Cet accident fut le signal d’une affaire décisive. Au milieu d’un grand tapage, causé par les prières de Smike, les exclamations des femmes et l’agitation des hommes, une démonstration fut tentée pour s’emparer de vive force du fils perdu. Squeers commençait à le tirer dehors, quand Nicolas, jusque-là indécis, prit l’instituteur au collet, et, le secouant de manière à faire claquer toutes les dents qui lui restaient, il le conduisit poliment à la porte de la chambre, la referma, et le laissa dans le corridor.

— Allons, dit Nicolas aux deux autres, ayez la bonté de suivre votre ami. — Je veux mon fils, dit Snawley. — Votre fils préfère rester ici, et il y restera. — Vous ne voulez pas l’abandonner ? — Fût-il un chien, je ne l’abandonnerais pas contre sa volonté, pour être victime de la brutalité de l’homme auquel vous avez l’intention de le remettre. — Rossez ce Nickleby à coups de chandelier, s’écria M. Squeers par le trou de la serrure, et rendez-moi mon chapeau, je vous prie, à moins qu’il ne veuille me le voler.

Cependant mesdames Nickleby et Browdie pleuraient et se mordaient les doigts dans un coin, pendant que Catherine, très-pâle, mais parfaitement calme, se tenait aussi près que possible de son frère.

— Je suis bien fâchée de ce qui arrive, dit madame Nickleby. Je ne sais véritablement pas ce qu’il y aurait de mieux à faire ; Nicolas en décidera sans doute ; il est pénible d’avoir à sa charge les enfants des autres, quoique M. Snawley jeune soit certainement utile et plein de bonne volonté ; mais si l’on pouvait s’arranger à l’amiable… si M. Snawley aîné, par exemple, s’engageait à payer quelque chose pour la table et le logement de son fils, ce qui nous permettrait d’avoir du poisson ou du pudding deux fois par semaine, je crois que tout se terminerait à la satisfaction générale.

Ce compromis, proposé avec force larmes et soupirs, ne fut honoré de l’attention de personne, et la pauvre madame Nickleby continua à développer à madame Browdie les avantages d’un tel arrangement, et les malheurs qui adviendraient si l’on n’écoutait pas ses conseils.

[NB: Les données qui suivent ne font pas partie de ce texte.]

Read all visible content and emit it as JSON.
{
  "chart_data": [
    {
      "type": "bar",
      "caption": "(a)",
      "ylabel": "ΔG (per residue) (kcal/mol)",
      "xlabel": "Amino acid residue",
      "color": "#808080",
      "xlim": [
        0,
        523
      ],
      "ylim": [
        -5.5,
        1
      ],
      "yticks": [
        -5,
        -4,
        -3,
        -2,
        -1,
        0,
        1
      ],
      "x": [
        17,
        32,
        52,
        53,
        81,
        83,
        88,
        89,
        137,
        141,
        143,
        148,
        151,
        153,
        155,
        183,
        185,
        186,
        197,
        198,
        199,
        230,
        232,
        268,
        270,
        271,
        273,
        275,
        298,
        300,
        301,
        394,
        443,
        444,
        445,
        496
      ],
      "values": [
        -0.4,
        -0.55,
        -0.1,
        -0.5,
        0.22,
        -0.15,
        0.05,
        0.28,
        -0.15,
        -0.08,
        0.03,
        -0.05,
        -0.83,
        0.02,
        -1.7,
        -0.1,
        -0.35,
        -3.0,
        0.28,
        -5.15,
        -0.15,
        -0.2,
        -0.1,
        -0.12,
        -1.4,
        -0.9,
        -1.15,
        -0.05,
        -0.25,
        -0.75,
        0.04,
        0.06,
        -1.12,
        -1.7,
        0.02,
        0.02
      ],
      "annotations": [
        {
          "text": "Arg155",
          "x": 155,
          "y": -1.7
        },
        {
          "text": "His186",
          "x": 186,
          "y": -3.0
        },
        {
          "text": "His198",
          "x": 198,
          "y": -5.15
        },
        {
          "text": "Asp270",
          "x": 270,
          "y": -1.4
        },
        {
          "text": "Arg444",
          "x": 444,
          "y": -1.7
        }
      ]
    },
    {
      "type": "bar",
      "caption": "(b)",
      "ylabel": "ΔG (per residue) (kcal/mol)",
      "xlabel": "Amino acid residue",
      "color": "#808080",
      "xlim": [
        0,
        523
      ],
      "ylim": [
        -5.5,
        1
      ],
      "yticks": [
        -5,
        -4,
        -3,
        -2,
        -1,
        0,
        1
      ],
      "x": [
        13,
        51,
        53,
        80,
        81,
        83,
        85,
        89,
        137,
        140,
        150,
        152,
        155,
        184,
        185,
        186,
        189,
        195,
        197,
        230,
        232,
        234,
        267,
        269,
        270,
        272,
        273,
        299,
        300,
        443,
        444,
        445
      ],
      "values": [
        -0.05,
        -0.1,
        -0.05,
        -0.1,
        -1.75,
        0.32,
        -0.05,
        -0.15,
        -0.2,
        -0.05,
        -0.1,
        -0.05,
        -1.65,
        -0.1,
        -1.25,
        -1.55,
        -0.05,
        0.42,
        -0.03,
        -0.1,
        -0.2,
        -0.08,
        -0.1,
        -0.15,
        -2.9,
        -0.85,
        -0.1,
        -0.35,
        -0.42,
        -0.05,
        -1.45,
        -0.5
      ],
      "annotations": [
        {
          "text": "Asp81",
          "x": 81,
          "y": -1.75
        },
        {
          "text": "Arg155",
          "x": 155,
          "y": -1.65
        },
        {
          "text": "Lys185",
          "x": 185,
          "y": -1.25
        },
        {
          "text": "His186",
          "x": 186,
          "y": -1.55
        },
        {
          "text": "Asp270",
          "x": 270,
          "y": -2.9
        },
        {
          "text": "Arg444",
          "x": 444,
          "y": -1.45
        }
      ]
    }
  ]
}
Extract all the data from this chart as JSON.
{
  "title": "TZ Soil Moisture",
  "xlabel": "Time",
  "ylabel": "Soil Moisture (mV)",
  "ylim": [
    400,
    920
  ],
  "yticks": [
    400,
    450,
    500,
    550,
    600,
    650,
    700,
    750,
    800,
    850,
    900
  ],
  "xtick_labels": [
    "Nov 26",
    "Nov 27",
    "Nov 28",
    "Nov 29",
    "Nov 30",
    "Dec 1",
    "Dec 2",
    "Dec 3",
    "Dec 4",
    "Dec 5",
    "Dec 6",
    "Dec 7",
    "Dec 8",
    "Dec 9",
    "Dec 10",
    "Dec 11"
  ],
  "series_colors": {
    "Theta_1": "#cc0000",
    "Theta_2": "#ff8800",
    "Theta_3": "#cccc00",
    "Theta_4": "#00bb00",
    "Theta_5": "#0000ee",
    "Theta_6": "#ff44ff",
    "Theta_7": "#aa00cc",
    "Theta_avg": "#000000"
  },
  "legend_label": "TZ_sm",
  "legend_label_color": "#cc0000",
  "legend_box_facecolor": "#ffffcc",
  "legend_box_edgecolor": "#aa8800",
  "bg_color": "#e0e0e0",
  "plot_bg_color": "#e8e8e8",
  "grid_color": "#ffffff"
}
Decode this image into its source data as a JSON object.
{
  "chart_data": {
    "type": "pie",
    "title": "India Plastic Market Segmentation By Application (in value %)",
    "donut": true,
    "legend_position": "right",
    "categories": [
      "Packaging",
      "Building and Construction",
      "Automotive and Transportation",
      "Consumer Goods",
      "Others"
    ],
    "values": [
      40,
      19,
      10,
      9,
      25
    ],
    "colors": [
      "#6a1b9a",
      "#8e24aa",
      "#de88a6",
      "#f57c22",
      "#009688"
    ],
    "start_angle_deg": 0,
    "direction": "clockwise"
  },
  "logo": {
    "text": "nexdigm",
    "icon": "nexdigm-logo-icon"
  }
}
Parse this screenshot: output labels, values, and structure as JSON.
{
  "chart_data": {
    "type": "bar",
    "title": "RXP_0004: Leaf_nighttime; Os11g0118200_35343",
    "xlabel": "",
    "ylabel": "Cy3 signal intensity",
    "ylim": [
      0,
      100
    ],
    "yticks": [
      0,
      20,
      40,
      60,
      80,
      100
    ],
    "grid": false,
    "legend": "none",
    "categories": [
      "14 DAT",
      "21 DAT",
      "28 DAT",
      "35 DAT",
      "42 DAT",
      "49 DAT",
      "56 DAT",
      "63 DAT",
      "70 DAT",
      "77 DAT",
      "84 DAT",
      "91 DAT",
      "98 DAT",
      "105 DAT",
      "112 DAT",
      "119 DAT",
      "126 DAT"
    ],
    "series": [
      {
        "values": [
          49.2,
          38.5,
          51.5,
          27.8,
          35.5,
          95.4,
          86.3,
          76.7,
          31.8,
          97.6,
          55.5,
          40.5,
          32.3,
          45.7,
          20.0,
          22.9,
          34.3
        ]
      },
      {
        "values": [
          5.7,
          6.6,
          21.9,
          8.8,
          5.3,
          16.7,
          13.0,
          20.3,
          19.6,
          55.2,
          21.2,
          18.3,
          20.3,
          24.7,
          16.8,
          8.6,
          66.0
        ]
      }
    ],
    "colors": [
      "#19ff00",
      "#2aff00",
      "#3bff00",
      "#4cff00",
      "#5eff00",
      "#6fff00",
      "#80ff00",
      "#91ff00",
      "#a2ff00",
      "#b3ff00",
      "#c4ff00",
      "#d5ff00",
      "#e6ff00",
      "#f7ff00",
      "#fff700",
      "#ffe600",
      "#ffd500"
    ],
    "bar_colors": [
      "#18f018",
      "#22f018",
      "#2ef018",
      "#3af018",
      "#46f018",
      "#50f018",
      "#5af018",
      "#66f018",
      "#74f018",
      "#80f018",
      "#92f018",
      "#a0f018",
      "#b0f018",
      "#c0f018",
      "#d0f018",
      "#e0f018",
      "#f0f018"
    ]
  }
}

— Vous êtes un enfant ingrat, dénaturé, indigne d’être aimé, dit Snawley à Smike épouvanté. Vous repoussez ma tendresse, vous ne voulez pas me suivre ? — Non, non, non ! — Il n’a jamais aimé personne, brailla Squeers par le trou de la serrure, il ne m’a jamais aimé ; il n’a jamais aimé mon fils, qui est presque un chérubin. Comment peut-on s’attendre à ce qu’il aime son père ? il ne sait pas ce que c’est que d’avoir un père, il ne le comprend pas.

M. Snawley regarda fermement son fils pendant une bonne minute, se couvrit les yeux avec la main, éleva de nouveau son chapeau vers le ciel, et parut déplorer profondément cet excès d’ingratitude. Puis il passa sa main sur ses yeux, il ramassa le chapeau de M. Squeers, le prit sous son bras, mit le sien sous l’autre, et s’éloigna lentement.

— Vos rêves sont détruits, Monsieur, dit Ralph à Nicolas. Ce n’est pas un inconnu, ce n’est pas l’héritier persécuté d’une haute famille, mais le fils imbécile et faible d’un pauvre marchand. Nous verrons si votre sympathie survivra à la connaissance de la réalité. — Nous verrons, dit Nicolas en lui faisant signe de sortir. — Apprenez, Monsieur, ajouta Ralph, que je n’ai nullement supposé que vous nous le rendriez ce soir. L’orgueil, l’entêtement, les beaux sentiments que vous affectez, tout s’y opposait. Mais nous saurons bientôt vous réduire, Monsieur. Les dépenses, les tracas, les tourments et l’insomnie d’un procès briseront votre esprit hautain. Quand vous aurez fait de cette maison un enfer, attiré mille chagrins sur ce malheureux et sur ceux qui vous regardent comme un héros, nous pourrons régler notre compte et décider quel sera le débiteur, même aux yeux du monde.

Ralph Nickleby se retira ; mais M. Squeers, qui avait entendu une partie de cette apostrophe, furieux de voir sa méchanceté impuissante, ne put s’empêcher de retourner à la porte du salon. Là, il fit une douzaine de gambades avec accompagnement de grimaces hideuses, pour exprimer sa foi intime dans la défaite prochaine de Nicolas.

Après cela, M. Squeers suivit ses amis, et laissa la famille réfléchir à ce qui s’était passé.